In a Labour Tribunal hearing, CDNIS defended itself against a claim of wrongful dismissal and bought time to introduce legal briefs to support its cause, lacking evidence to justify summary dismissal. Likewise, Mr Lalwani has time to strengthen a case for claims that may suffer from overreach.
The Canadian International School of Hong Kong (CDNIS) was unsuccessful today in its attempts to move its Labour Tribunal case to the High Court and failed to show cause for summary dismissal against Sanjay Lalwani, the former CDNIS teacher who learned he may only be entitled to the 4 months worth of exit claims detailed by his contract, not its full value to expiry.
Presided over by judge Daniel Tang (鄧少雄), the hearing began with the School – represented by Director of Business Administration Eunice C. Y. Tan (陳泇沇) – maintaining that the School was justified in summarily terminating the contract of the plaintiff, Sanjay Lalwani. Tan argued that the school had the right to terminate Lalwani’s employment without prior notice or subsequent severance payment due to his failure to disclose, at the start of each contractual period, a past allegation of sexual harassment while teaching at the English Schools’ Foundation Kennedy School in October 2003. The incident resulted in no charges. No proof of any such incident occurring was provided by the school when asked by the judge if they had any such evidence.
“It was ‘the duty of the School’ to provide evidence for a ‘serious mistake’ committed by Lalwani.”
However, when asked by the judge if the School had “expressed [explicit] terms” in its employment contract requiring employees to disclose past allegations of criminal offence, Tan denied, only adding that it was the School’s “practice” and the employee’s obligation to do so. She could show no evidence of practice when asked for it by the judge.

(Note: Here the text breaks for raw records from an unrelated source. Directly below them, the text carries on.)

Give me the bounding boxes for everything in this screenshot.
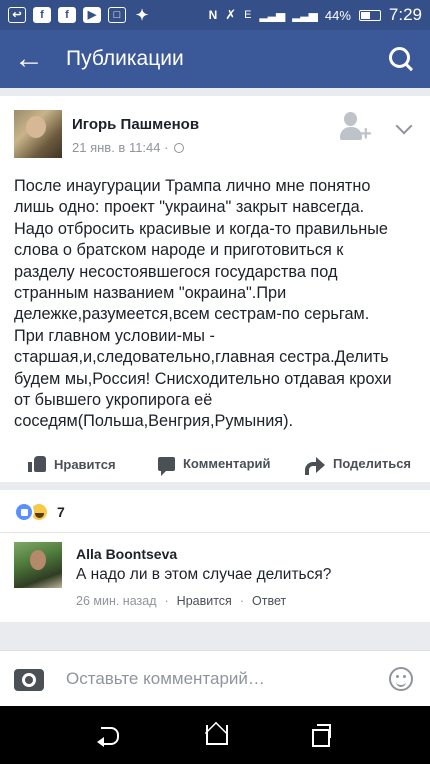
chevron-down-icon[interactable] [395, 117, 413, 135]
facebook-icon: f [58, 7, 76, 23]
comment-input[interactable] [66, 665, 366, 693]
battery-icon [358, 9, 381, 21]
emoji-icon[interactable] [389, 667, 413, 691]
globe-icon [174, 143, 185, 153]
add-friend-icon[interactable]: + [340, 112, 372, 145]
like-label: Нравится [54, 456, 116, 472]
camera-icon[interactable] [14, 669, 44, 691]
divider [0, 532, 430, 533]
comment-label: Комментарий [183, 456, 271, 471]
back-arrow-icon[interactable]: ← [14, 44, 54, 74]
mute-icon: ✗ [225, 7, 237, 22]
comment-button[interactable]: Комментарий [158, 456, 271, 476]
thumbs-up-icon [28, 456, 46, 472]
clock: 7:29 [388, 5, 422, 24]
post-card: Игорь Пашменов 21 янв. в 11:44 · + После… [0, 96, 430, 482]
signal-icon: E [244, 9, 252, 21]
reactions-summary[interactable]: 7 [14, 502, 65, 522]
signal-icon: ▂▃▅ [292, 8, 318, 22]
comment-meta: 26 мин. назад · Нравится · Ответ [76, 594, 286, 608]
post-author[interactable]: Игорь Пашменов [72, 116, 199, 133]
notification-icons: ↩ f f ▶ □ ✦ [8, 7, 151, 23]
comments-section: 7 Alla Boontseva А надо ли в этом случае… [0, 490, 430, 622]
post-time: 21 янв. в 11:44 · [72, 140, 169, 155]
nav-home-icon[interactable] [203, 723, 228, 747]
like-reaction-icon [14, 502, 34, 522]
status-bar: ↩ f f ▶ □ ✦ N ✗ E ▂▃▅ ▂▃▅ 44% 7:29 [0, 0, 430, 30]
post-body: После инаугурации Трампа лично мне понят… [14, 177, 392, 431]
reactions-count: 7 [57, 504, 65, 520]
add-friend-body [340, 127, 362, 140]
plus-icon: + [360, 123, 372, 145]
system-icons: N ✗ E ▂▃▅ ▂▃▅ 44% 7:29 [209, 5, 422, 25]
app-bar: ← Публикации [0, 30, 430, 88]
comment-text: А надо ли в этом случае делиться? [76, 566, 332, 583]
battery-percent: 44% [324, 7, 351, 23]
back-notif-icon: ↩ [8, 7, 26, 23]
share-icon [305, 456, 325, 475]
separator: · [239, 594, 245, 608]
add-friend-head [344, 112, 357, 126]
comment-time: 26 мин. назад [76, 594, 157, 608]
share-button[interactable]: Поделиться [305, 456, 412, 475]
page-title: Публикации [66, 47, 184, 70]
search-icon[interactable] [386, 44, 416, 74]
author-avatar[interactable] [14, 110, 62, 158]
commenter-avatar[interactable] [14, 542, 62, 588]
messenger-icon: □ [108, 7, 126, 23]
comment-composer [0, 650, 430, 706]
nav-recent-icon[interactable] [309, 723, 333, 747]
nfc-icon: N [208, 8, 218, 22]
like-button[interactable]: Нравится [28, 456, 116, 472]
post-timestamp[interactable]: 21 янв. в 11:44 · [72, 140, 185, 155]
youtube-icon: ▶ [83, 7, 101, 23]
comment-icon [158, 456, 175, 476]
share-label: Поделиться [333, 456, 412, 471]
twitter-icon: ✦ [135, 6, 149, 24]
post-actions: Нравится Комментарий Поделиться [0, 448, 430, 482]
comment-reply-link[interactable]: Ответ [252, 594, 286, 608]
facebook-icon: f [33, 7, 51, 23]
nav-back-icon[interactable] [97, 723, 121, 747]
post-header: Игорь Пашменов 21 янв. в 11:44 · + [14, 110, 418, 160]
separator: · [164, 594, 169, 608]
comment-like-link[interactable]: Нравится [177, 594, 232, 608]
system-nav-bar [0, 706, 430, 764]
comment-author[interactable]: Alla Boontseva [76, 546, 177, 562]
signal-icon: ▂▃▅ [259, 8, 286, 22]
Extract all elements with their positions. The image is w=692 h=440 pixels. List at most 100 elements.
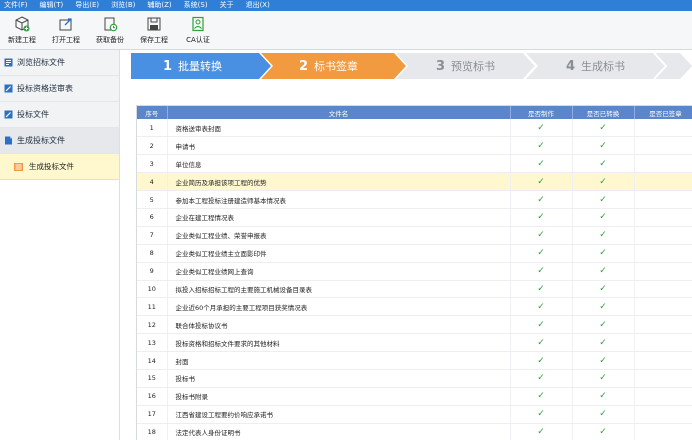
save-icon [147,17,161,31]
converted-check-icon: ✓ [572,244,635,263]
converted-check-icon: ✓ [572,154,635,174]
row-filename: 单位信息 [167,154,511,174]
converted-check-icon: ✓ [572,280,635,299]
signed-cell [634,280,692,299]
sidebar-item-browse-tender[interactable]: 浏览招标文件 [0,50,119,76]
made-check-icon: ✓ [510,262,573,281]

The judge then concluded that since Lalwani’s failure to disclose his past was not a breach of contract, it was “the duty of the School” to provide evidence for a “serious mistake” committed by Lalwani during his contract to justify his summary dismissal without prior notice or severance payment. At the request of the judge, Tan confirmed that the School was aware, prior to the summary dismissal, that Lalwani had been arrested and unconditionally released by the police earlier this year, and that Lalwani had no criminal conviction concerning the alleged incident in 2003. Tan eventually stated that the School required “at least three weeks” of additional time to submit further legal briefs in an attempt to strengthen their case.
The School also asked to advance the case up into the High Court, a request that was opposed by Lalwani and ultimately denied by the judge, who said that the case was still “under the jurisdiction of the Labour Tribunal.”
Lalwani said that his termination was “wrongful” and had expected to “return to work”, but after conferring with his lawyers it was determined that reinstatement was not possible. Thus, he demanded that the School not only compensate him for the four months worth of salary required by law in a normal termination, but also compensation for the rest of his contract, amounting to $1.4 million HKD in total. The judge, however, challenged this claim and stated that even in a normal termination, according to the contract, only four months worth of exit claim salary can be compensated.
In the end, the judge decided to adjourn the hearing until October 2, 2015, giving both parties 4 weeks to submit their respective legal advice – the School will submit evidence to justify summary dismissal of the plaintiff and the request to move the case into the High Court, while Lalwani will submit evidence to support his claim to $1.4 million HKD of compensation. However, the judge advised both parties to negotiate through their lawyers and settle outside of court, as a prolonged court case would drain time and resources from the School and Lalwani.
Following the alleged incident of sexual harassment in 2003, Lalwani was suspended and his contract was not renewed at the Kennedy School in 2004. CDNIS hired Lalwani in 2008 as a teacher of the Lower School. After renewing his contract five times, the School said in an email response to the South China Morning Post in October 2014 that “a 23-year-old had intended to lodge a complaint with the Hong Kong police alleging sexual misconduct.” Lalwani was then suspended and summarily dismissed in April 2015. The School could not provide evidence of the October 2014 complaint today, but may do so in the future.